Nigeria: CBN Imposes N1.2m Daily Limit on PoS Agents, Caps Customer cash-out at N100,000

In a bid to reinforce its drive towards a cashless economy, the Central Bank of Nigeria (CBN) has introduced a new policy restricting Point of Sale (PoS) agents to a daily transaction limit of N1.2 million. Customers, on the other hand, are now capped at a maximum withdrawal limit of N100,000 per day, regardless of the channel used.

The apex bank announced these measures in a circular titled "Cash-Out Limits for Agent Banking Transactions," signed by Oladimeji Yisa Taiwo, for  Director of Payments System Management Department. The new rules also set a weekly cash withdrawal limit of N500,000 for individual customers, in addition to the daily transaction restrictions.

CBN emphasized that these policy interventions are aimed at increasing the adoption of electronic payment systems and strengthening the cashless economy. “These policies are necessary to enhance the use of electronic payment channels for agency banking operations,” the circular stated.

The Point of Sale system has become a lifeline for financial inclusion in Nigeria, especially in rural and underbanked areas. According to the Nigeria Interbank Settlement System Plc, as of July 2024, the country had 3.05 million deployed PoS devices and 4.06 million registered terminals, underscoring the critical role of these agents in enabling financial transactions.

Key Policy Highlights:

  • Agent Cash-Out Limit: PoS agents are limited to a cumulative daily cash-out transaction cap of N1.2 million.
  • Customer Withdrawal Cap: Customers can only withdraw a maximum of N100,000 per day via PoS agents or any other channel.
  • Monitoring Mechanisms: Agent terminals must connect to a Payment Terminal Service Aggregator (PTSA) to report all transactions electronically to the CBN via the Nigeria Interbank Settlement System (NIBSS).
  • Operational Guidelines: Agent banking services must be distinguished from merchant activities, with agents required to use the approved Agent Code 6010.

Industry Impact and Concerns

The move is seen as a double-edged sword, with fintech firms and PoS operators expressing concerns over its potential to disrupt operations, particularly in rural areas where PoS agents fill the void left by inadequate Automated Teller Machines (ATMs).

A recent Bloomberg report highlighted the reliance on over two million mobile agents for daily financial transactions, filling gaps left by the limited reach of ATMs.
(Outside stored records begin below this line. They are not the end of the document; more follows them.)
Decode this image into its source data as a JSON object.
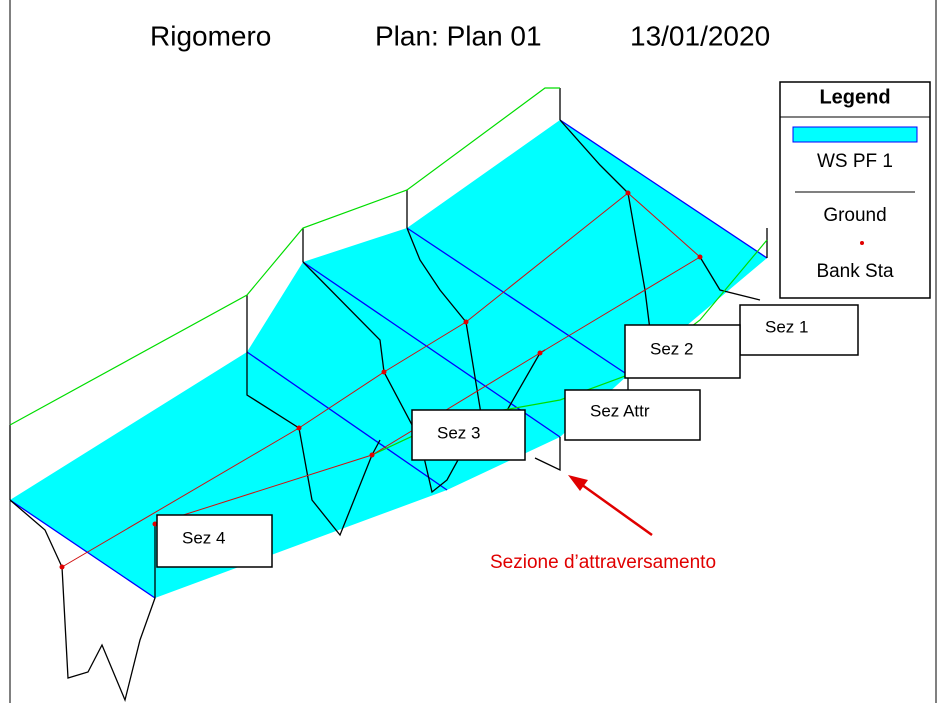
{
  "title": {
    "project": "Rigomero",
    "plan": "Plan: Plan 01",
    "date": "13/01/2020"
  },
  "legend": {
    "title": "Legend",
    "items": [
      "WS PF 1",
      "Ground",
      "Bank Sta"
    ]
  },
  "sections": [
    "Sez 1",
    "Sez 2",
    "Sez Attr",
    "Sez 3",
    "Sez 4"
  ],
  "annotation": "Sezione d’attraversamento"
}
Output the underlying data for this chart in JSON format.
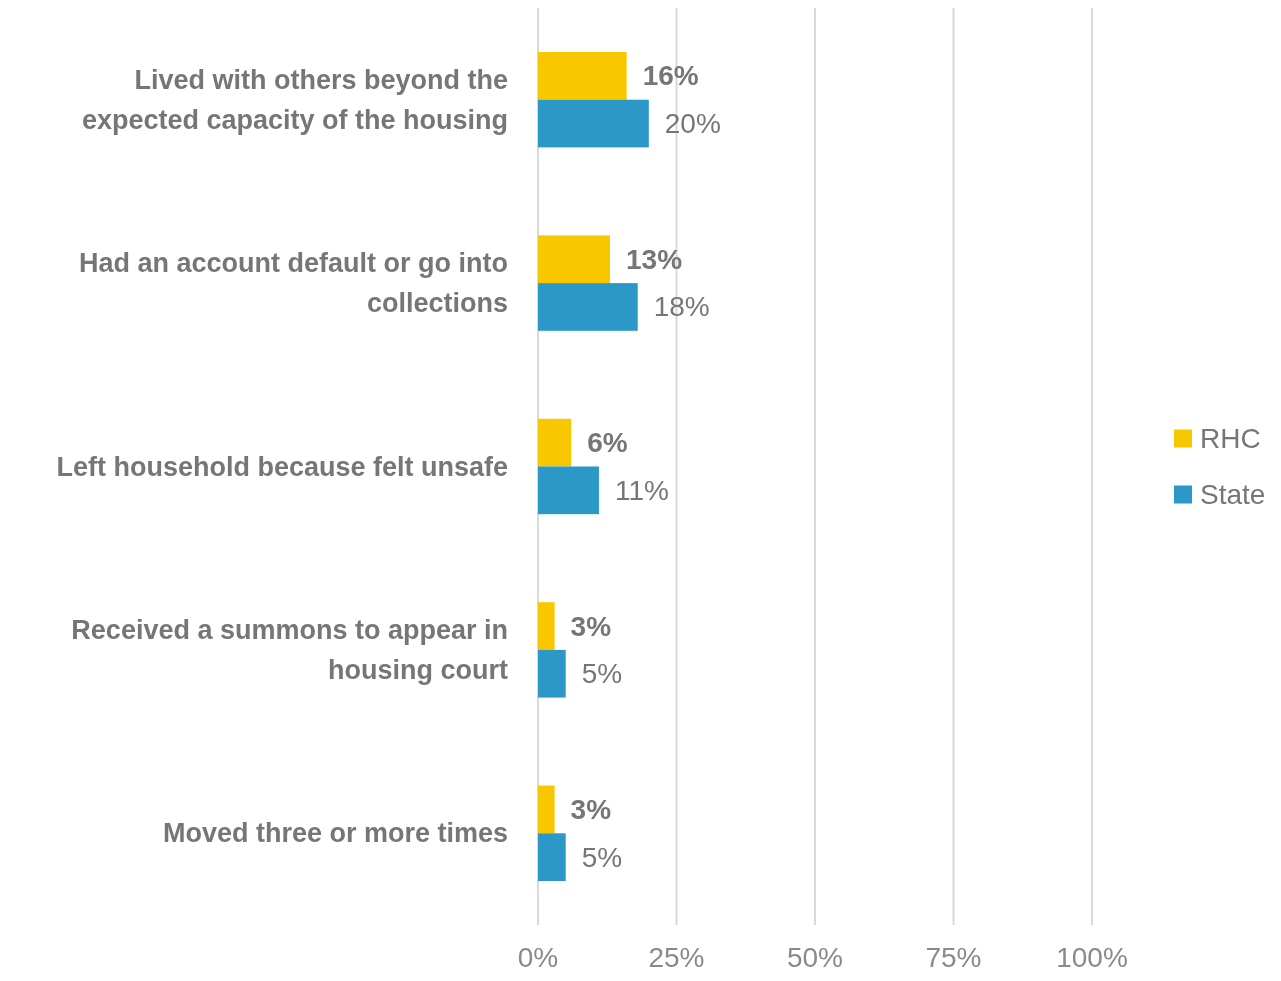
{
  "chart_data": {
    "type": "bar",
    "orientation": "horizontal",
    "categories": [
      "Lived with others beyond the expected capacity of the housing",
      "Had an account default or go into collections",
      "Left household because felt unsafe",
      "Received a summons to appear in housing court",
      "Moved three or more times"
    ],
    "series": [
      {
        "name": "RHC",
        "color": "#f8c700",
        "values": [
          16,
          13,
          6,
          3,
          3
        ],
        "value_labels": [
          "16%",
          "13%",
          "6%",
          "3%",
          "3%"
        ]
      },
      {
        "name": "State",
        "color": "#2b98c8",
        "values": [
          20,
          18,
          11,
          5,
          5
        ],
        "value_labels": [
          "20%",
          "18%",
          "11%",
          "5%",
          "5%"
        ]
      }
    ],
    "xlim": [
      0,
      100
    ],
    "xticks": [
      {
        "value": 0,
        "label": "0%"
      },
      {
        "value": 25,
        "label": "25%"
      },
      {
        "value": 50,
        "label": "50%"
      },
      {
        "value": 75,
        "label": "75%"
      },
      {
        "value": 100,
        "label": "100%"
      }
    ],
    "grid": "x",
    "legend": "right"
  }
}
The International Monetary Fund estimates there are 1,600 agents per square kilometre in Nigeria, a density driven by fintech giants such as Opay, Paga, and Moniepoint.

Despite its advantages, the CBN’s crackdown on irregularities in agent banking has raised eyebrows. In a December 3 circular, the bank warned commercial banks of potential sanctions if they fail to maintain adequate ATM services.

The new regulations are expected to challenge PoS operators and consumers alike as they adapt to stricter limits on cash transactions. While the policies aim to foster a digital-first economy, stakeholders urge the CBN to strike a balance that ensures financial inclusion remains accessible to Nigeria's unbanked and underbanked populations.